Single Track Mind
When Bernie steps up to the plate in a baseball game and faces the pitcher he shuts everything else out of his mind. He is not thinking about his batting average and what this trip to bat will do to raise it or lower it, whatever happens, nor does he try to remember the games won and lost by the pitcher he is facing. He concentrates on hitting that ball just as far and just as straight as he can. In other words, he loses himself in the game.
That is what makes a winner. A player with one eye on the grandstand and the other on the scoreboard is not going to get a very good look at the ball speeding toward him. So the boy mowing grass will do a ragged job if his mind is on quitting time and his pay. The girl practicing her piano lesson will not do her best if she keeps looking out the window to see if her friends have arrived yet. She must count the time of the notes and not the number of times she has run through this one sheet of music.

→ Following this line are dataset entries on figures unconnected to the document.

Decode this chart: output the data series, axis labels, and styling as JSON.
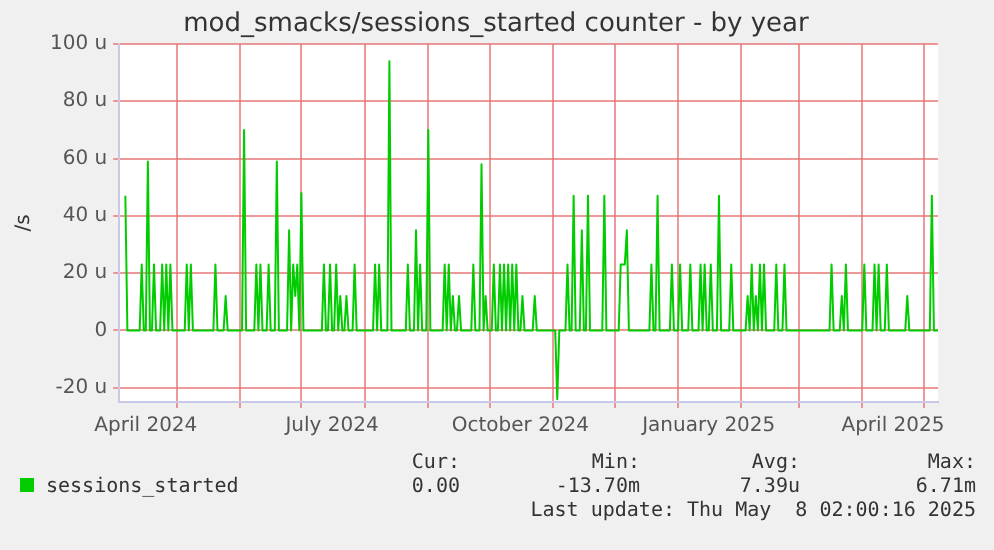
{
  "chart_data": {
    "type": "line",
    "title": "mod_smacks/sessions_started counter - by year",
    "ylabel": "/s",
    "x": [
      "2024-04-06",
      "2024-04-07",
      "2024-04-13",
      "2024-04-14",
      "2024-04-15",
      "2024-04-16",
      "2024-04-17",
      "2024-04-18",
      "2024-04-19",
      "2024-04-20",
      "2024-04-21",
      "2024-04-23",
      "2024-04-24",
      "2024-04-25",
      "2024-04-26",
      "2024-04-27",
      "2024-04-28",
      "2024-04-29",
      "2024-05-05",
      "2024-05-06",
      "2024-05-07",
      "2024-05-08",
      "2024-05-09",
      "2024-05-19",
      "2024-05-20",
      "2024-05-21",
      "2024-05-24",
      "2024-05-25",
      "2024-05-26",
      "2024-06-02",
      "2024-06-03",
      "2024-06-04",
      "2024-06-08",
      "2024-06-09",
      "2024-06-10",
      "2024-06-11",
      "2024-06-12",
      "2024-06-14",
      "2024-06-15",
      "2024-06-16",
      "2024-06-18",
      "2024-06-19",
      "2024-06-20",
      "2024-06-24",
      "2024-06-25",
      "2024-06-26",
      "2024-06-27",
      "2024-06-28",
      "2024-06-29",
      "2024-06-30",
      "2024-07-01",
      "2024-07-02",
      "2024-07-11",
      "2024-07-12",
      "2024-07-13",
      "2024-07-14",
      "2024-07-15",
      "2024-07-16",
      "2024-07-17",
      "2024-07-18",
      "2024-07-19",
      "2024-07-20",
      "2024-07-21",
      "2024-07-22",
      "2024-07-23",
      "2024-07-24",
      "2024-07-26",
      "2024-07-27",
      "2024-07-28",
      "2024-08-05",
      "2024-08-06",
      "2024-08-07",
      "2024-08-08",
      "2024-08-09",
      "2024-08-12",
      "2024-08-13",
      "2024-08-14",
      "2024-08-21",
      "2024-08-22",
      "2024-08-23",
      "2024-08-25",
      "2024-08-26",
      "2024-08-27",
      "2024-08-28",
      "2024-08-29",
      "2024-08-31",
      "2024-09-01",
      "2024-09-02",
      "2024-09-08",
      "2024-09-09",
      "2024-09-10",
      "2024-09-11",
      "2024-09-12",
      "2024-09-13",
      "2024-09-14",
      "2024-09-15",
      "2024-09-16",
      "2024-09-17",
      "2024-09-22",
      "2024-09-23",
      "2024-09-24",
      "2024-09-26",
      "2024-09-27",
      "2024-09-28",
      "2024-09-29",
      "2024-09-30",
      "2024-10-02",
      "2024-10-03",
      "2024-10-04",
      "2024-10-05",
      "2024-10-06",
      "2024-10-07",
      "2024-10-08",
      "2024-10-09",
      "2024-10-10",
      "2024-10-11",
      "2024-10-12",
      "2024-10-13",
      "2024-10-14",
      "2024-10-15",
      "2024-10-16",
      "2024-10-17",
      "2024-10-18",
      "2024-10-22",
      "2024-10-23",
      "2024-10-24",
      "2024-11-02",
      "2024-11-03",
      "2024-11-04",
      "2024-11-07",
      "2024-11-08",
      "2024-11-09",
      "2024-11-10",
      "2024-11-11",
      "2024-11-12",
      "2024-11-14",
      "2024-11-15",
      "2024-11-16",
      "2024-11-17",
      "2024-11-18",
      "2024-11-19",
      "2024-11-25",
      "2024-11-26",
      "2024-11-27",
      "2024-12-03",
      "2024-12-04",
      "2024-12-05",
      "2024-12-06",
      "2024-12-07",
      "2024-12-08",
      "2024-12-18",
      "2024-12-19",
      "2024-12-20",
      "2024-12-21",
      "2024-12-22",
      "2024-12-23",
      "2024-12-28",
      "2024-12-29",
      "2024-12-30",
      "2025-01-01",
      "2025-01-02",
      "2025-01-03",
      "2025-01-06",
      "2025-01-07",
      "2025-01-08",
      "2025-01-11",
      "2025-01-12",
      "2025-01-13",
      "2025-01-14",
      "2025-01-15",
      "2025-01-16",
      "2025-01-17",
      "2025-01-18",
      "2025-01-20",
      "2025-01-21",
      "2025-01-22",
      "2025-01-26",
      "2025-01-27",
      "2025-01-28",
      "2025-02-03",
      "2025-02-04",
      "2025-02-05",
      "2025-02-06",
      "2025-02-07",
      "2025-02-08",
      "2025-02-09",
      "2025-02-10",
      "2025-02-11",
      "2025-02-12",
      "2025-02-13",
      "2025-02-17",
      "2025-02-18",
      "2025-02-19",
      "2025-02-21",
      "2025-02-22",
      "2025-02-23",
      "2025-03-16",
      "2025-03-17",
      "2025-03-18",
      "2025-03-21",
      "2025-03-22",
      "2025-03-23",
      "2025-03-24",
      "2025-03-25",
      "2025-04-01",
      "2025-04-02",
      "2025-04-03",
      "2025-04-06",
      "2025-04-07",
      "2025-04-08",
      "2025-04-09",
      "2025-04-10",
      "2025-04-12",
      "2025-04-13",
      "2025-04-14",
      "2025-04-22",
      "2025-04-23",
      "2025-04-24",
      "2025-05-04",
      "2025-05-05",
      "2025-05-06",
      "2025-05-08"
    ],
    "series": [
      {
        "name": "sessions_started",
        "color": "#00cc00",
        "values": [
          47,
          0,
          0,
          23,
          0,
          0,
          59,
          0,
          0,
          23,
          0,
          0,
          23,
          0,
          23,
          0,
          23,
          0,
          0,
          23,
          0,
          23,
          0,
          0,
          23,
          0,
          0,
          12,
          0,
          0,
          70,
          0,
          0,
          23,
          0,
          23,
          0,
          0,
          23,
          0,
          0,
          59,
          0,
          0,
          35,
          0,
          23,
          12,
          23,
          0,
          48,
          0,
          0,
          23,
          0,
          0,
          23,
          0,
          0,
          23,
          0,
          12,
          0,
          0,
          12,
          0,
          0,
          23,
          0,
          0,
          23,
          0,
          23,
          0,
          0,
          94,
          0,
          0,
          23,
          0,
          0,
          35,
          0,
          23,
          0,
          0,
          70,
          0,
          0,
          23,
          0,
          23,
          0,
          12,
          0,
          0,
          12,
          0,
          0,
          23,
          0,
          0,
          58,
          0,
          12,
          0,
          0,
          23,
          0,
          0,
          23,
          0,
          23,
          0,
          23,
          0,
          23,
          0,
          23,
          0,
          0,
          12,
          0,
          0,
          12,
          0,
          0,
          -24,
          0,
          0,
          23,
          0,
          0,
          47,
          0,
          0,
          35,
          0,
          0,
          47,
          0,
          0,
          47,
          0,
          0,
          23,
          23,
          23,
          35,
          0,
          0,
          23,
          0,
          0,
          47,
          0,
          0,
          23,
          0,
          0,
          23,
          0,
          0,
          23,
          0,
          0,
          23,
          0,
          23,
          0,
          0,
          23,
          0,
          0,
          47,
          0,
          0,
          23,
          0,
          0,
          12,
          0,
          23,
          0,
          12,
          0,
          23,
          0,
          23,
          0,
          0,
          23,
          0,
          0,
          23,
          0,
          0,
          23,
          0,
          0,
          12,
          0,
          23,
          0,
          0,
          23,
          0,
          0,
          23,
          0,
          23,
          0,
          0,
          23,
          0,
          0,
          12,
          0,
          0,
          47,
          0,
          0
        ]
      }
    ],
    "xlim": [
      "2024-04-03",
      "2025-05-08"
    ],
    "xticks": [
      {
        "value": "2024-04-16",
        "label": "April 2024"
      },
      {
        "value": "2024-05-01",
        "label": null
      },
      {
        "value": "2024-06-01",
        "label": null
      },
      {
        "value": "2024-07-01",
        "label": null
      },
      {
        "value": "2024-07-16",
        "label": "July 2024"
      },
      {
        "value": "2024-08-01",
        "label": null
      },
      {
        "value": "2024-09-01",
        "label": null
      },
      {
        "value": "2024-10-01",
        "label": null
      },
      {
        "value": "2024-10-16",
        "label": "October 2024"
      },
      {
        "value": "2024-11-01",
        "label": null
      },
      {
        "value": "2024-12-01",
        "label": null
      },
      {
        "value": "2025-01-01",
        "label": null
      },
      {
        "value": "2025-01-16",
        "label": "January 2025"
      },
      {
        "value": "2025-02-01",
        "label": null
      },
      {
        "value": "2025-03-01",
        "label": null
      },
      {
        "value": "2025-04-01",
        "label": null
      },
      {
        "value": "2025-04-16",
        "label": "April 2025"
      },
      {
        "value": "2025-05-01",
        "label": null
      }
    ],
    "ylim": [
      -25,
      100
    ],
    "yticks": [
      {
        "value": -20,
        "label": "-20 u"
      },
      0,
      {
        "value": 20,
        "label": "20 u"
      },
      {
        "value": 40,
        "label": "40 u"
      },
      {
        "value": 60,
        "label": "60 u"
      },
      {
        "value": 80,
        "label": "80 u"
      },
      {
        "value": 100,
        "label": "100 u"
      }
    ],
    "grid": true,
    "legend": "bottom",
    "marker": "none",
    "line_style": "solid",
    "annotations": [
      "Cur:",
      "Min:",
      "Avg:",
      "Max:",
      "0.00",
      "-13.70m",
      "7.39u",
      "6.71m",
      "Last update: Thu May  8 02:00:16 2025"
    ]
  }
}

Jesus said, ". . . whosoever will lose his life for my sake the same shall find it" (Matthew 16:25). This is, of course, much more important than a game of ball, but Jesus didn't expect us to go through life without having any fun. He does expect us to give our best to him and with as much energy and enthusiasm as we do when playing a game.
A follower of Christ needs to have a single-track mind. He travels in one direction only. He allows nothing to sidetrack him or swerve him from his course. He doesn't go back to the starting point for a second chance, but goes forward from where he is.
Take my life, O God, and let it belong completely to yourself.